Dans une conversation avec M. Esmail, il souligne que deux provinces canadiennes sont des leaders dans le travail sur la création d’une identification numérique (Digital ID).

Il existe un Conseil d’identification et d’authentification numériques du Canada (CCIAN) qui plaide en faveur de l’interopérabilité, travaille à l’établissement de cadres et à la sensibilisation. Là où il y a une prolifération d’entreprises technologiques luttant pour une place dans d’autres domaines de développement, dans l’espace de l’identité numérique, le travail est réalisé par un petit groupe de joueurs qui travaillent apparemment en collaboration pour promouvoir des normes et accroître la connaissance. 

« Nous devons voir plus de participation, de sorte que les cas d’utilisation de chacun soient mis en lumière et que nous élaborions ces normes aussi bien que possible », note M. Esmail. « La balle roule, elle a juste besoin de plus de participation et d’engagement. » 

Le problème 

Selon le Centre antifraude du Canada, géré conjointement par la GRC, le Bureau de la concurrence et la Police provinciale de l’Ontario, le centre a reçu des rapports de cybercriminalité totalisant 530 millions de dollars (M$) de pertes pour les victimes en 2022, soit une augmentation de 40 % par rapport aux 380 M$ de pertes signalées en 2021. De plus, le centre estime que seuls 5 % à 10 % des victimes signalent réellement la fraude. 

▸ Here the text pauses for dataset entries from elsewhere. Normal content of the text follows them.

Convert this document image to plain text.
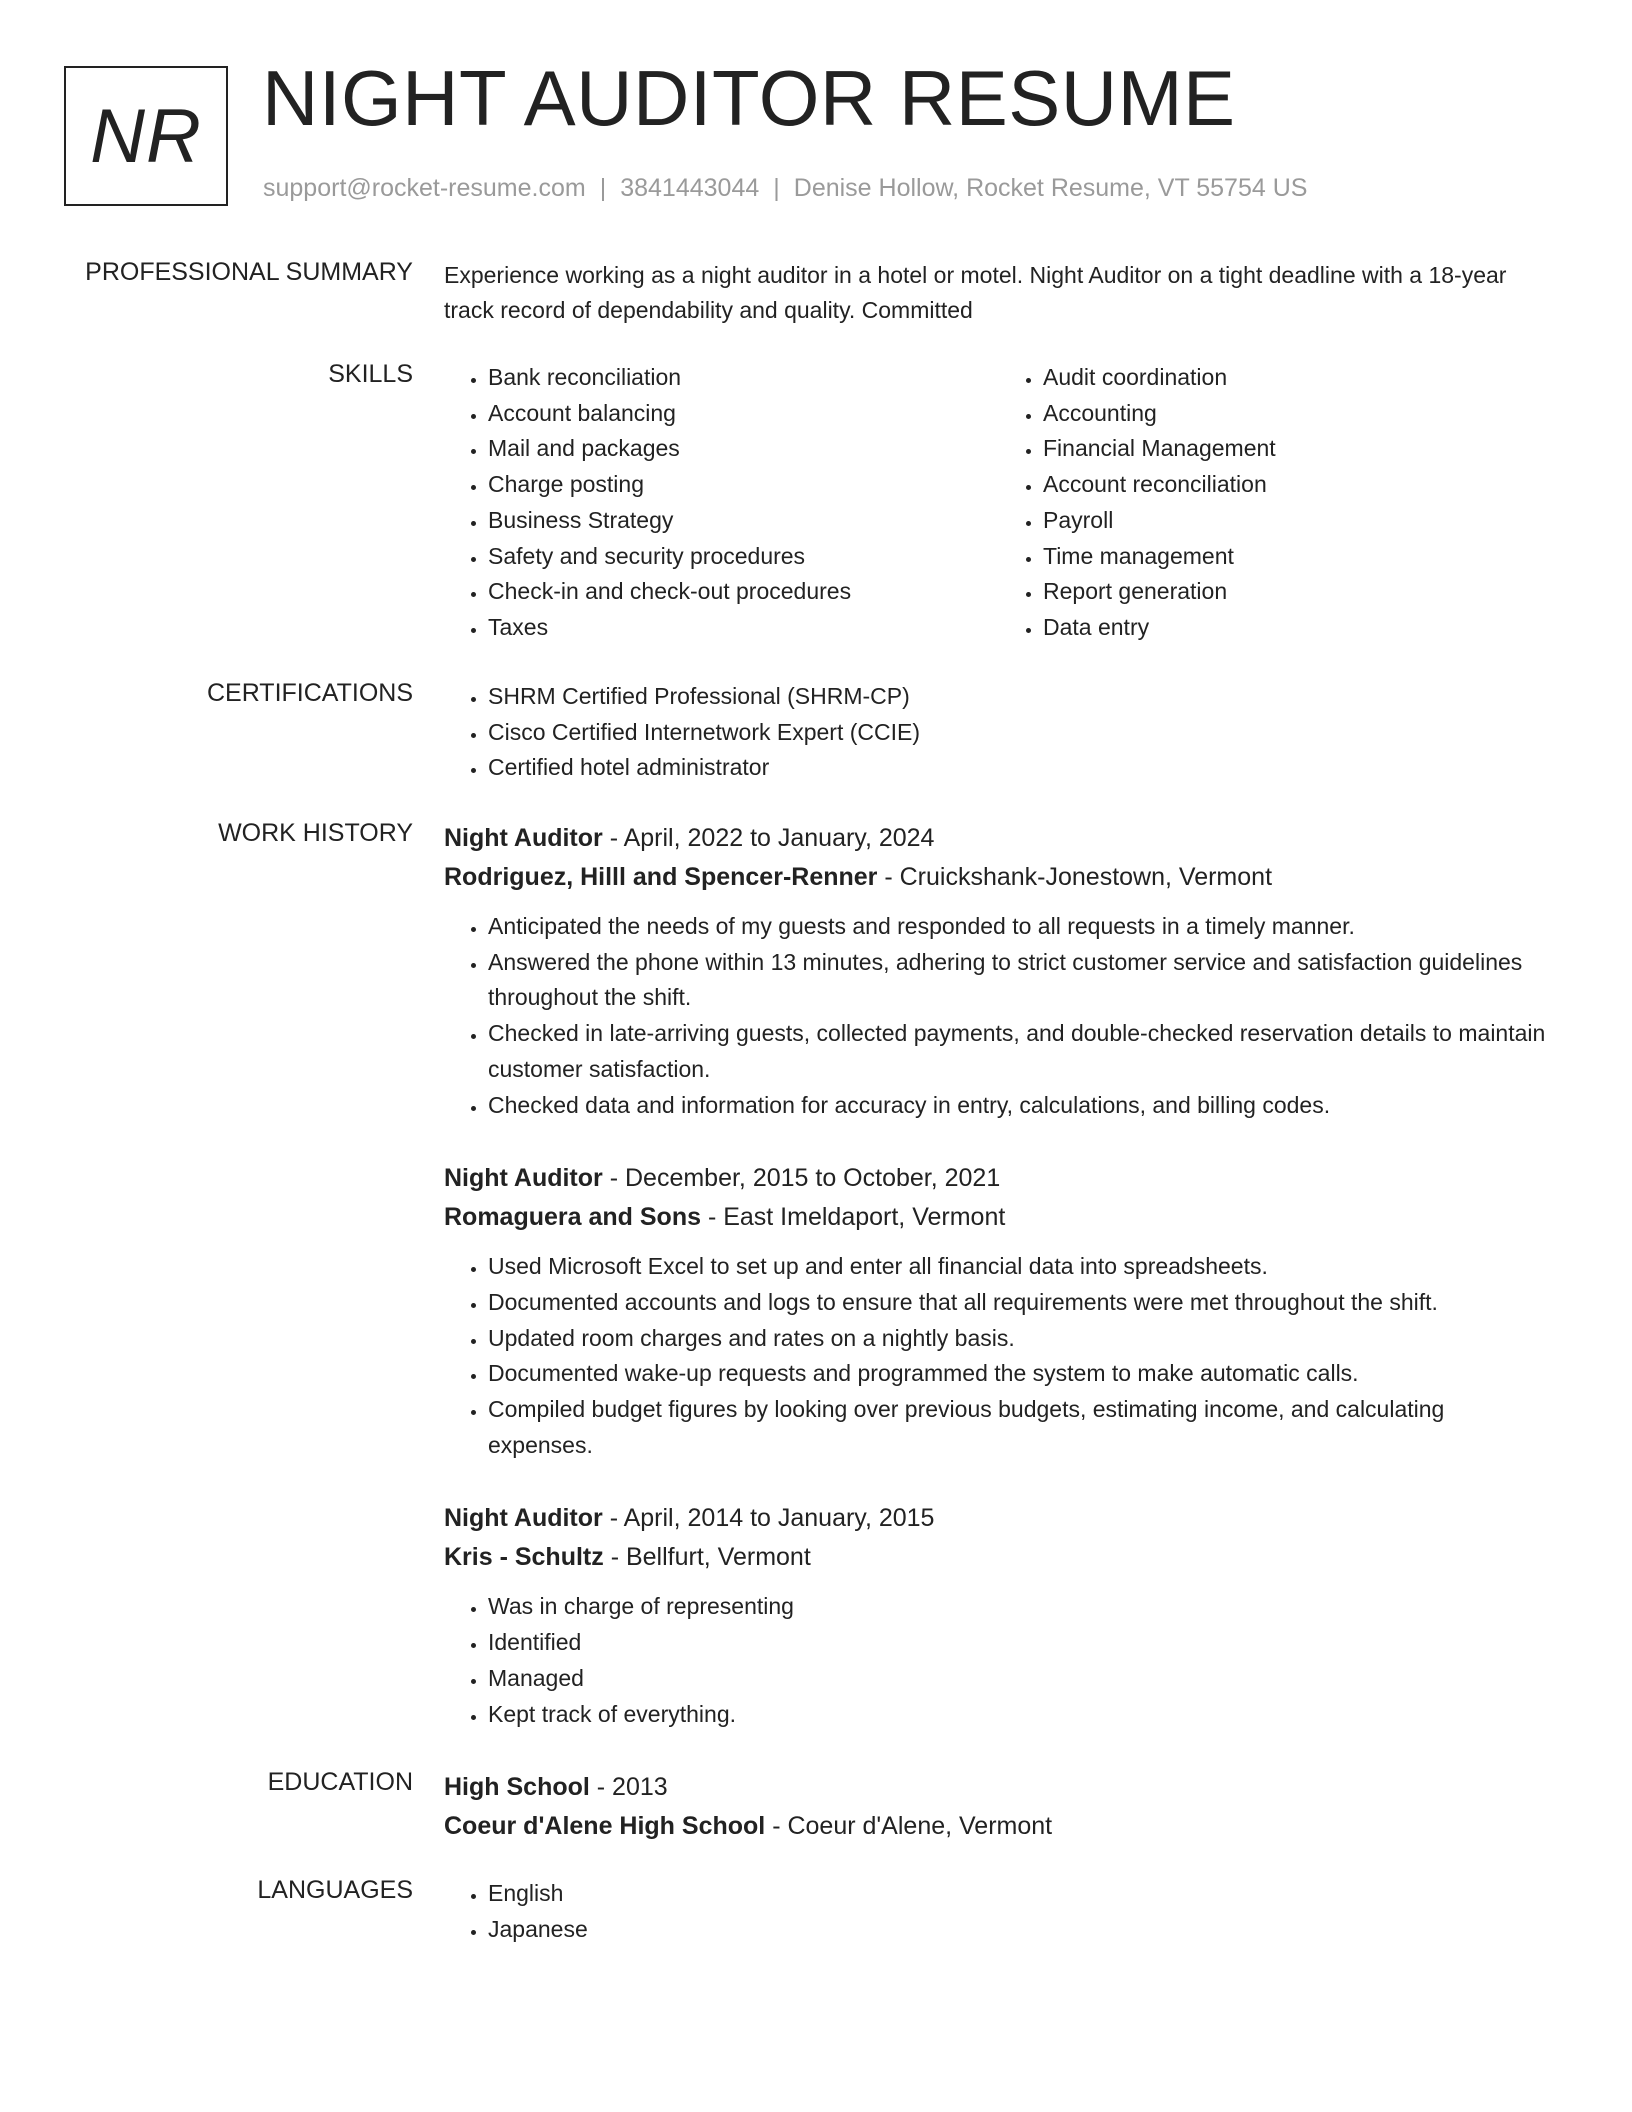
NR NIGHT AUDITOR RESUME
support@rocket-resume.com | 3841443044 | Denise Hollow, Rocket Resume, VT 55754 US
PROFESSIONAL SUMMARY Experience working as a night auditor in a hotel or motel. Night Auditor on a tight deadline with a 18-year track record of dependability and quality. Committed

SKILLS	• Bank reconciliation
• Account balancing
• Mail and packages
• Charge posting
• Business Strategy
• Safety and security procedures
• Check-in and check-out procedures
• Taxes
• Audit coordination
• Accounting
• Financial Management
• Account reconciliation
• Payroll
• Time management
• Report generation
• Data entry
CERTIFICATIONS	• SHRM Certified Professional (SHRM-CP)
• Cisco Certified Internetwork Expert (CCIE)
• Certified hotel administrator
WORK HISTORY Night Auditor - April, 2022 to January, 2024
Rodriguez, Hilll and Spencer-Renner - Cruickshank-Jonestown, Vermont
• Anticipated the needs of my guests and responded to all requests in a timely manner.
• Answered the phone within 13 minutes, adhering to strict customer service and satisfaction guidelines throughout the shift.
• Checked in late-arriving guests, collected payments, and double-checked reservation details to maintain customer satisfaction.
• Checked data and information for accuracy in entry, calculations, and billing codes.
Night Auditor - December, 2015 to October, 2021
Romaguera and Sons - East Imeldaport, Vermont
• Used Microsoft Excel to set up and enter all financial data into spreadsheets.
• Documented accounts and logs to ensure that all requirements were met throughout the shift.
• Updated room charges and rates on a nightly basis.
• Documented wake-up requests and programmed the system to make automatic calls.
• Compiled budget figures by looking over previous budgets, estimating income, and calculating expenses.
Night Auditor - April, 2014 to January, 2015
Kris - Schultz - Bellfurt, Vermont
• Was in charge of representing
• Identified
• Managed
• Kept track of everything.
EDUCATION High School - 2013
Coeur d'Alene High School - Coeur d'Alene, Vermont
LANGUAGES	• English
• Japanese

Pour les entreprises, les coûts sont encore plus stupéfiants, selon Statista, qui rapporte que le coût moyen d’une violation de données au Canada s’élève actuellement à 5,13 M$ US. L’organisme ajoute que la part des entreprises canadiennes touchées par les rançongiciels en 2022 a augmenté de 59 %. 

En assurance vie, M. Esmail souligne que les fraudes plus simples peuvent inclure des mensonges sur une demande, un changement frauduleux de bénéficiaire ou la falsification de signatures. « Toutes ces choses peuvent être atténuées s’il existait des références numériques pour la preuve d’identité — prouvant que vous avez une police et que vous êtes celui que vous prétendez être. » 

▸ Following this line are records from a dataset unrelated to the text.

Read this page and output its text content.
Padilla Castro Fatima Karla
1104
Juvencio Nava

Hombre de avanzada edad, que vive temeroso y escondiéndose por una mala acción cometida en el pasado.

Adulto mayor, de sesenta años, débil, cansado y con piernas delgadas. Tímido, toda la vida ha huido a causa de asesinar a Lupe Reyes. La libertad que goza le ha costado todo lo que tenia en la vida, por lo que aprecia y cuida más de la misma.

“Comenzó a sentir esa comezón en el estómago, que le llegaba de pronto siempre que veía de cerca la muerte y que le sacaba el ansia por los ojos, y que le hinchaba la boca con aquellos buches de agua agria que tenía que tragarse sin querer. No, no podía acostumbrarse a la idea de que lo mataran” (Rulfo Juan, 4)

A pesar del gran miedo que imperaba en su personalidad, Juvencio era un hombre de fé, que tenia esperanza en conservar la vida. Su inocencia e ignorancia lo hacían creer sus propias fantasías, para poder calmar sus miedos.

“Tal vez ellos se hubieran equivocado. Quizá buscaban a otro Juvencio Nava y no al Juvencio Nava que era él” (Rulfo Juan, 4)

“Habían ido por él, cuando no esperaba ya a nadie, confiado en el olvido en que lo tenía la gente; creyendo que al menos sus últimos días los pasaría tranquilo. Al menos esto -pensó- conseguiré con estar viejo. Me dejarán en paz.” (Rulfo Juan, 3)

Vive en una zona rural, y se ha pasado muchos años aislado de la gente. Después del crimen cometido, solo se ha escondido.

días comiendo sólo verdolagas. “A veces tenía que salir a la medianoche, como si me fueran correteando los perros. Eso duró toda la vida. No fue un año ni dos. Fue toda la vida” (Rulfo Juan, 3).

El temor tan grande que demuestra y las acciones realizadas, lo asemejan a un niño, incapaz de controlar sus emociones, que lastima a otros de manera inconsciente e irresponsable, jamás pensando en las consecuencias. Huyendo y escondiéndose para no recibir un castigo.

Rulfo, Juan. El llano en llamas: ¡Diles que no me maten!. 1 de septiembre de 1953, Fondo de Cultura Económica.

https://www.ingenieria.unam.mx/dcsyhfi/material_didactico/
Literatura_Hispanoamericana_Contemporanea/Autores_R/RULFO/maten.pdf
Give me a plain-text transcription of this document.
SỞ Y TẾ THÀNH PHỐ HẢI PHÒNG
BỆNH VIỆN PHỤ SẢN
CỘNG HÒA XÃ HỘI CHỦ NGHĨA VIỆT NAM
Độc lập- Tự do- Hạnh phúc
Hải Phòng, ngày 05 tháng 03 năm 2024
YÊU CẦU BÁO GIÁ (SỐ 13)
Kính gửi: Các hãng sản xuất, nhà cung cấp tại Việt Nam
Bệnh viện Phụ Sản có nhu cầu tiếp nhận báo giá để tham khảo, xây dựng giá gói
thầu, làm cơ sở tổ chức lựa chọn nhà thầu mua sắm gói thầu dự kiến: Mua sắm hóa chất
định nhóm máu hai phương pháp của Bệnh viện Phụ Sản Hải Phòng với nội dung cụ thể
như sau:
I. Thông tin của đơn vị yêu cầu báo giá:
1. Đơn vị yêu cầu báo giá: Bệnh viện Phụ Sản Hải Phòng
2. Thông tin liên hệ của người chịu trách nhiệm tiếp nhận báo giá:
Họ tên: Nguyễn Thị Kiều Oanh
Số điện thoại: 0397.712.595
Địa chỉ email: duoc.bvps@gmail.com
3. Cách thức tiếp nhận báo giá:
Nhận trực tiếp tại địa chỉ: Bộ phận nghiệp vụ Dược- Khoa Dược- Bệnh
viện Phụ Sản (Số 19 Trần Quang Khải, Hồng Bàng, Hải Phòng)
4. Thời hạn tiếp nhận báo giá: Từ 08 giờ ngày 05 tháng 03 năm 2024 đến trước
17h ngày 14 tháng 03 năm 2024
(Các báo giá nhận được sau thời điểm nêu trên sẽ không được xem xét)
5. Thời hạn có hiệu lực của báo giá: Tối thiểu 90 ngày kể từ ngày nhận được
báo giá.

De son côté, l’intérêt d’ATB Ventures est d’amener autant de personnes que possible dans l’économie numérique. « Nous sommes présents dans l’espace de l’identité numérique depuis plus de cinq ans », explique-t-il.

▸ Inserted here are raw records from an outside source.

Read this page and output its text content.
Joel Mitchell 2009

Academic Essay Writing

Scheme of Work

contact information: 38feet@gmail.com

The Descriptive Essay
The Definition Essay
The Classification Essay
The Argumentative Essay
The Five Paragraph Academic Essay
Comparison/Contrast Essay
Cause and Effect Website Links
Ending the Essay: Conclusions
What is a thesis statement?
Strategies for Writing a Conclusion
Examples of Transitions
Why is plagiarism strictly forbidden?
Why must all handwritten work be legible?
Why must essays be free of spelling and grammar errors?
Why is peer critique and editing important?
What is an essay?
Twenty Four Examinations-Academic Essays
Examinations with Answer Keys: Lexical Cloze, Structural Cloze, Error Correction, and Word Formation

« Nous y travaillons depuis un certain temps et je pense que nous sommes très bien placés, car notre département est lui-même composé d’entrepreneurs et d’innovateurs avec des antécédents très diversifiés », ajoute M. Esmail. 

De plus, il ajoute que le fait de faire partie d’une société de la Couronne — ATB Ventures est un laboratoire mondial d’innovation faisant partie d’ATB Financial, une institution financière et une société de la Couronne entièrement détenue par la province de l’Alberta — donne au groupe l’occasion d’influencer à la fois le gouvernement et les grandes entreprises. 

L’environnement actuel (et les trajectoires futures) 

En ce qui concerne les normes, celles-ci sont en phase de maturation, déclare M. Esmail. « Il y a un Cadre de confiance pancanadien, qui est une représentation fantastique de là où les normes doivent être, et il évolue régulièrement », dit-il. Le CCIAN, qui est « une organisation incroyable », en est le plus fervent partisan et promoteur.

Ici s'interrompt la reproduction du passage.